Her short fiction has appeared as a part of the University of Washington's School of Art, Art History and Design's Data Epics project; in phoebe, Kweli Journal, Duende, Bluestem, Enizagam, Narrative Magazine, Passages North, and Boulevard, and also as a contributor in the anthologies, Puro Chicanx Literature of the 21st Century and Roadside Curiosities: Stories of American Pop Culture.

==Awards==
- 2014 Enizagam Literary Award in Fiction finalist
- 2009 Jack Straw Writers Program fellow
- 2007 Narrative Prize
- 2007 Rona Jaffe Foundation Writers' Award
- 2005 Waasmode Fiction Prize finalist, Passages North
- 2004 Dana Award in Short Fiction
- 2000 Winner, Short Fiction Contest for Emerging Writers, Boulevard

==Works==
- All That Rises, novel. Forthcoming Oct 17, 2023, Camino del Sol/University of Arizona Press.
- Hi! How Can I Help? Severance Ghost Riders The Who and the You The Data Epics project, Studio Tilt, School of Art + Art History + Design, University of Washington, 2021-2022
- “"Severance",” (from The Data Epics) phoebe.
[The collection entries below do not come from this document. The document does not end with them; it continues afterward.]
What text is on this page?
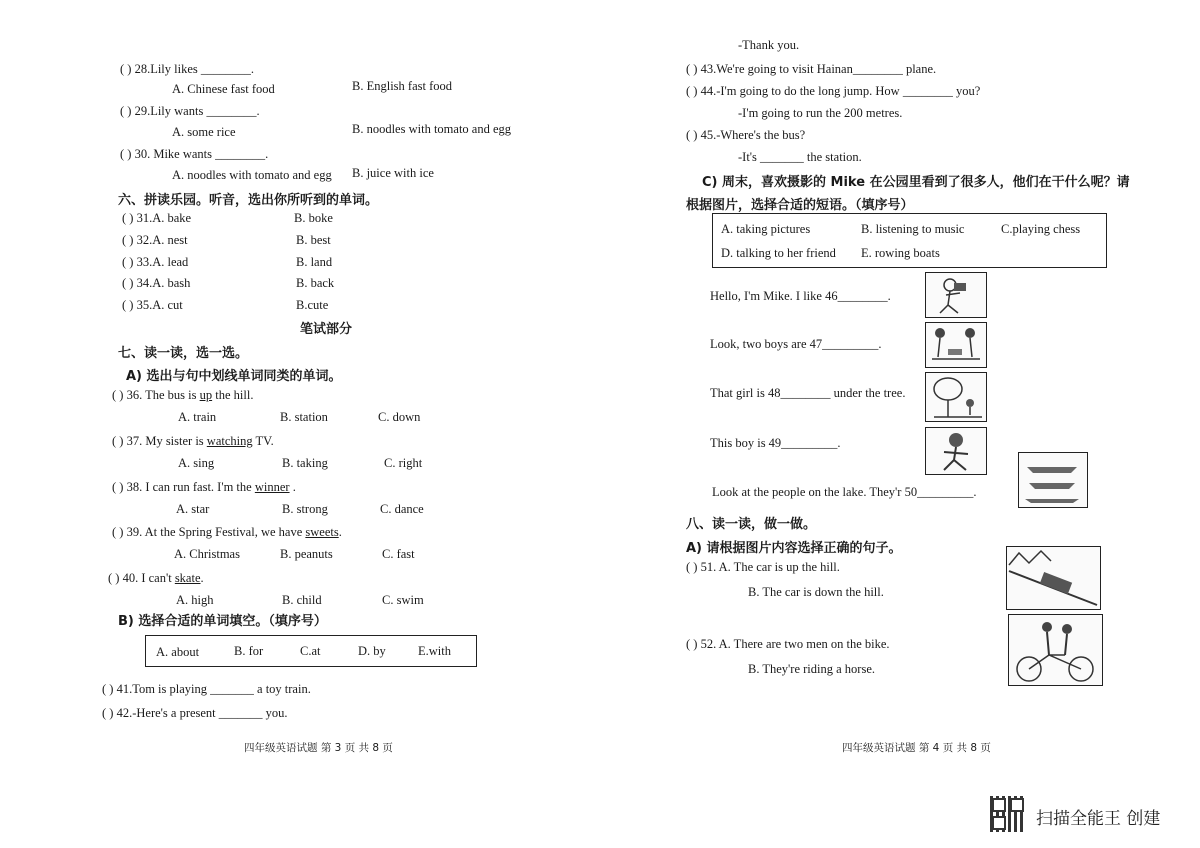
( ) 28.Lily likes ________.
A. Chinese fast food	B. English fast food
( ) 29.Lily wants ________.
A. some rice	B. noodles with tomato and egg
( ) 30. Mike wants ________.
A. noodles with tomato and egg B. juice with ice
( ) 31.A. bake	B. boke
( ) 32.A. nest	B. best
( ) 33.A. lead	B. land
( ) 34.A. bash	B. back
( ) 35.A. cut	B.cute
A. train	B. station	C. down
A. sing	B. taking	C. right
A. star	B. strong	C. dance
A. Christmas	B. peanuts	C. fast
A. high	B. child	C. swim
( ) 41.Tom is playing _______ a toy train.
( ) 42.-Here's a present _______ you.
-Thank you.
( ) 43.We're going to visit Hainan________ plane.
( ) 44.-I'm going to do the long jump. How ________ you?
-I'm going to run the 200 metres.
( ) 45.-Where's the bus?
-It's _______ the station.
Hello, I'm Mike. I like 46________.
Look, two boys are 47_________.
That girl is 48________ under the tree.
This boy is 49_________.
Look at the people on the lake. They'r 50_________.
( ) 51. A. The car is up the hill.
B. The car is down the hill.
( ) 52. A. There are two men on the bike.
B. They're riding a horse.
六、拼读乐园。听音，选出你所听到的单词。
笔试部分
七、读一读，选一选。
A) 选出与句中划线单词同类的单词。
B) 选择合适的单词填空。（填序号）
C) 周末，喜欢摄影的 Mike 在公园里看到了很多人，他们在干什么呢？请
根据图片，选择合适的短语。（填序号）
八、读一读，做一做。
A) 请根据图片内容选择正确的句子。
( ) 36. The bus is up the hill.
( ) 37. My sister is watching TV.
( ) 38. I can run fast. I'm the winner .
( ) 39. At the Spring Festival, we have sweets.
( ) 40. I can't skate.
A. about	B. for	C.at	D. by	E.with
A. taking pictures	B. listening to music	C.playing chess
D. talking to her friend E. rowing boats
四年级英语试题 第 3 页 共 8 页	四年级英语试题 第 4 页 共 8 页
扫描全能王 创建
Winter 2022.
- "The Brown Invasion," novel excerpt from All That Rises. Puro Chicanx Literature of the 21st Century. Cutthroat: A Journal of the Arts in collaboration with the Black Earth Institute. Winter 2020.
- "Before He Rises,” Kweli Journal, December 2015.
- “Pearl,” Duende. Spring 2015.
- “Luck,” Bluestem. Spring 2015.
- “Harvest,” Enizagam. 2014.
- "The Great Beyond," Roadside Curiosities: Stories of American Pop Culture. August 2014, University of Leipzig/Picador.
- "Shallow Waters," (excerpt, audio recording), Narrative Magazine. Winter, 2010.
- "Letter to El Mateo" (2007)
- "Truly," Passages North. Winter/Spring 2005
- "The Great Beyond" (2005)
- "Neverland," Boulevard, Fall 2000.